Both obj1 and obj2 are object and adding return type object does not fixed this problem.

CodePudding user response:

TypeScript doesn't understand what type the merge function should return. You can specify the arguments with generics and then merge them in the return type with the & intersection operator:

function marge<T extends {}, S extends {}>(obj1: T, obj2: S): T & S {
    return Object.assign(obj1, obj2);
}

const margeObj = marge({firstName: "John"}, {lastName: "Doe"});
console.log(margeObj.firstName);

The returned type will be the intersection between T and S, all properties in the object arguments will be available in the return type.

X extends {} simply constrains the argument to an object.

CodePudding user response:

I think you've to use an interface like this.
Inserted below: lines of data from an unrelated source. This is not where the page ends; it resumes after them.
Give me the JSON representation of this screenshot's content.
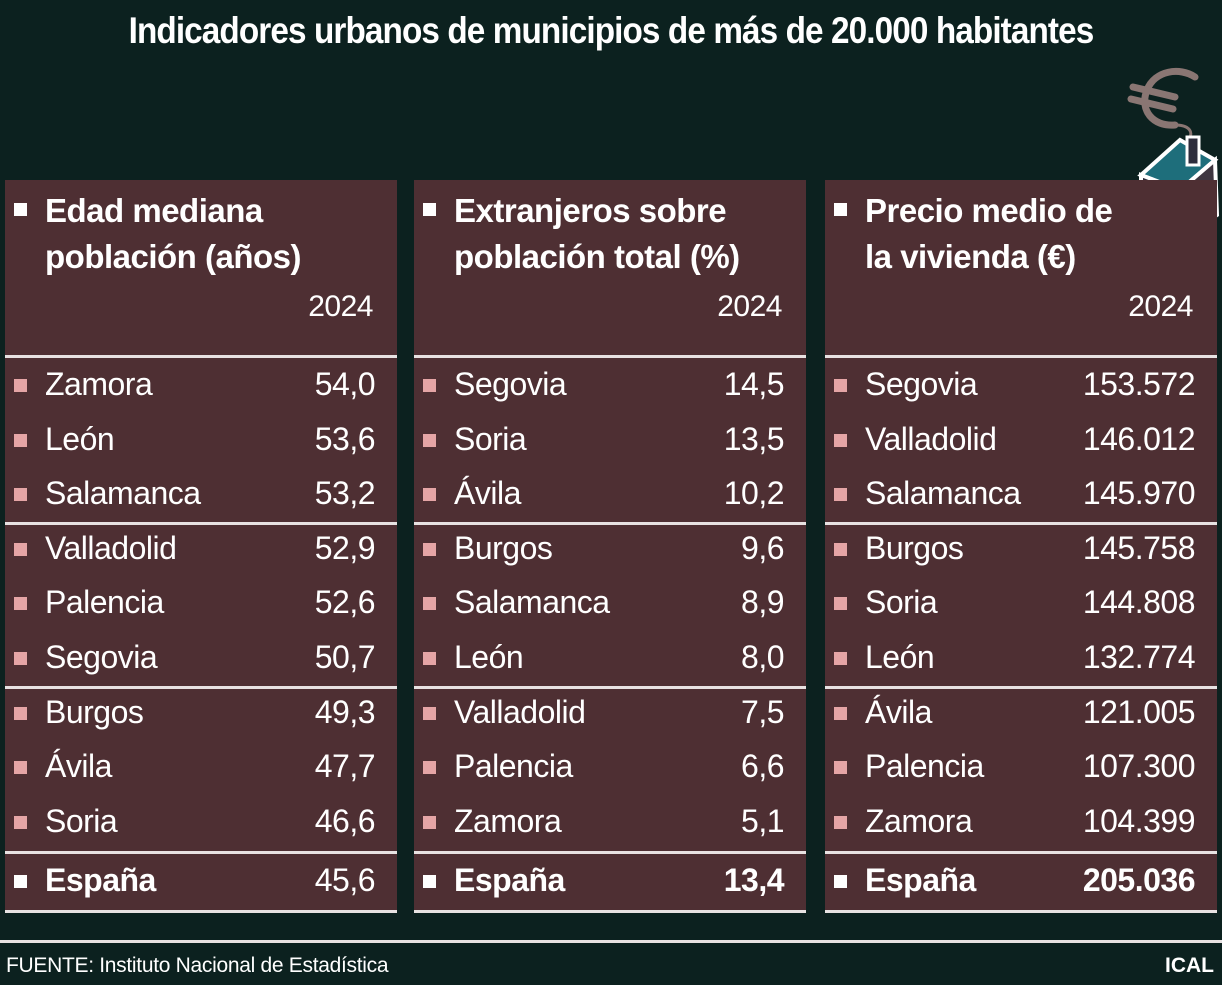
{
  "title": "Indicadores urbanos de municipios de más de 20.000 habitantes",
  "source": "FUENTE: Instituto Nacional de Estadística",
  "brand": "ICAL",
  "colors": {
    "background": "#0c211f",
    "panel": "#4e2f33",
    "bullet": "#e5a5a6"
  },
  "chart_data": {
    "type": "table",
    "title": "Indicadores urbanos de municipios de más de 20.000 habitantes",
    "tables": [
      {
        "header_line1": "Edad mediana",
        "header_line2": "población (años)",
        "year": "2024",
        "rows": [
          {
            "name": "Zamora",
            "value": "54,0"
          },
          {
            "name": "León",
            "value": "53,6"
          },
          {
            "name": "Salamanca",
            "value": "53,2"
          },
          {
            "name": "Valladolid",
            "value": "52,9"
          },
          {
            "name": "Palencia",
            "value": "52,6"
          },
          {
            "name": "Segovia",
            "value": "50,7"
          },
          {
            "name": "Burgos",
            "value": "49,3"
          },
          {
            "name": "Ávila",
            "value": "47,7"
          },
          {
            "name": "Soria",
            "value": "46,6"
          }
        ],
        "total": {
          "name": "España",
          "value": "45,6",
          "bold_value": false
        }
      },
      {
        "header_line1": "Extranjeros sobre",
        "header_line2": "población total (%)",
        "year": "2024",
        "rows": [
          {
            "name": "Segovia",
            "value": "14,5"
          },
          {
            "name": "Soria",
            "value": "13,5"
          },
          {
            "name": "Ávila",
            "value": "10,2"
          },
          {
            "name": "Burgos",
            "value": "9,6"
          },
          {
            "name": "Salamanca",
            "value": "8,9"
          },
          {
            "name": "León",
            "value": "8,0"
          },
          {
            "name": "Valladolid",
            "value": "7,5"
          },
          {
            "name": "Palencia",
            "value": "6,6"
          },
          {
            "name": "Zamora",
            "value": "5,1"
          }
        ],
        "total": {
          "name": "España",
          "value": "13,4",
          "bold_value": true
        }
      },
      {
        "header_line1": "Precio medio de",
        "header_line2": "la vivienda (€)",
        "year": "2024",
        "rows": [
          {
            "name": "Segovia",
            "value": "153.572"
          },
          {
            "name": "Valladolid",
            "value": "146.012"
          },
          {
            "name": "Salamanca",
            "value": "145.970"
          },
          {
            "name": "Burgos",
            "value": "145.758"
          },
          {
            "name": "Soria",
            "value": "144.808"
          },
          {
            "name": "León",
            "value": "132.774"
          },
          {
            "name": "Ávila",
            "value": "121.005"
          },
          {
            "name": "Palencia",
            "value": "107.300"
          },
          {
            "name": "Zamora",
            "value": "104.399"
          }
        ],
        "total": {
          "name": "España",
          "value": "205.036",
          "bold_value": true
        }
      }
    ]
  }
}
function marge(obj1: object, obj2: object) {
    return Object.assign(obj1, obj2);
}
interface user {
    firstName:string;
    lastName:string;
}
const margeObj:user = marge( {firstName: "John"}, {lastName : "Doe"} );
console.log(margeObj.firstName);

CodePudding user response:

One solution is to use existential quantification, like:

function marge<T, U>(obj1: T, obj2: U): T & U {
  return Object.assign(obj1, obj2);
}

This says, for the params obj1 and obj2 there exists some types, T and U, respectively. The function doesn't know what those types are, but it does know it should return an intersection type from them.